Küçük iğde ağacı
Bahar Rüzgârları sağlı sollu savurmaya başladı. Hangi yönden eserse essin önüne çiçek kokularını alarak taşıyor her yana. Hangi yönde hangi çiçekler açar bilirim.
Portakal ve tekmil turunç ağaçları Akdeniz'de artık meyveye durdu. Kapandı o nefes kesen kokusundan sonra taç yaprakları, çiçekler portakala, mandalinaya dönüşmeye başladı. Doğa durdurulamayan devinimini güneşin komutunda sürdürmeye devam ediyor ve diyalektik yasa o hiç değiştirilemeyen değişir yasasını uyguluyor.

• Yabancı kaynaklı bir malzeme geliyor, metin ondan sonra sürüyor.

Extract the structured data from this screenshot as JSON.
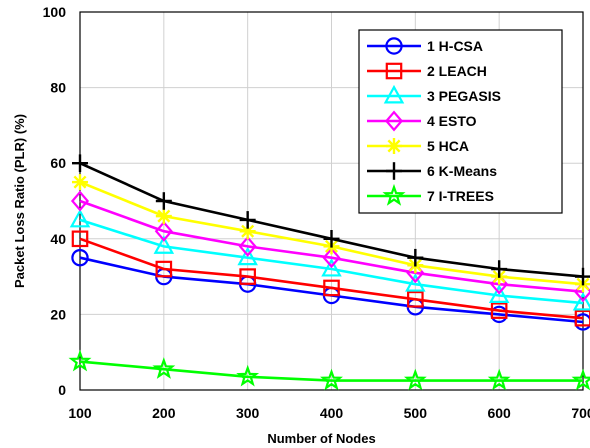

Bizim sokağın sapağındaki minik boylu iğde ağacını gözlüyordum. O da göz kırptı güneşe ve ben artık tomurcuklarımı patlatıyorum dedi.
Şimdi o küçük boyuna bakmaksızın iğde çiçeğinin bayıltan kokusunu yağdırıyor bütün mahalleye.
Ne severim Leylak ve iğde ağacını. Sessizce donatırlar dallarını tomurcuklarla ve gün dikelip de takvimler bahar aylarını gösterdikçe nazlanmadan patlatırlar. Her patlayan tomurcuk renklerini vitrinlerken, harikulade kokularıyla selamlarlar yeni mevsimi. Biz baharız her kese merhaba derler.
Bilenler bilir… Van'ın Tepebaşı Mahallesinin Hastane sokağından dereye açılan yollarının iki tarafı da iğde ağaçlarıyla kuşatılmıştır. Kimi minik iğdeler yüklenirler dallarına ki onlara kuş iğdesi deriz. Kimisi de bildiğimiz kadifeden boylarıyla önce yeşile sonra turuncu rengine ve derken gün rengine dönüşürler.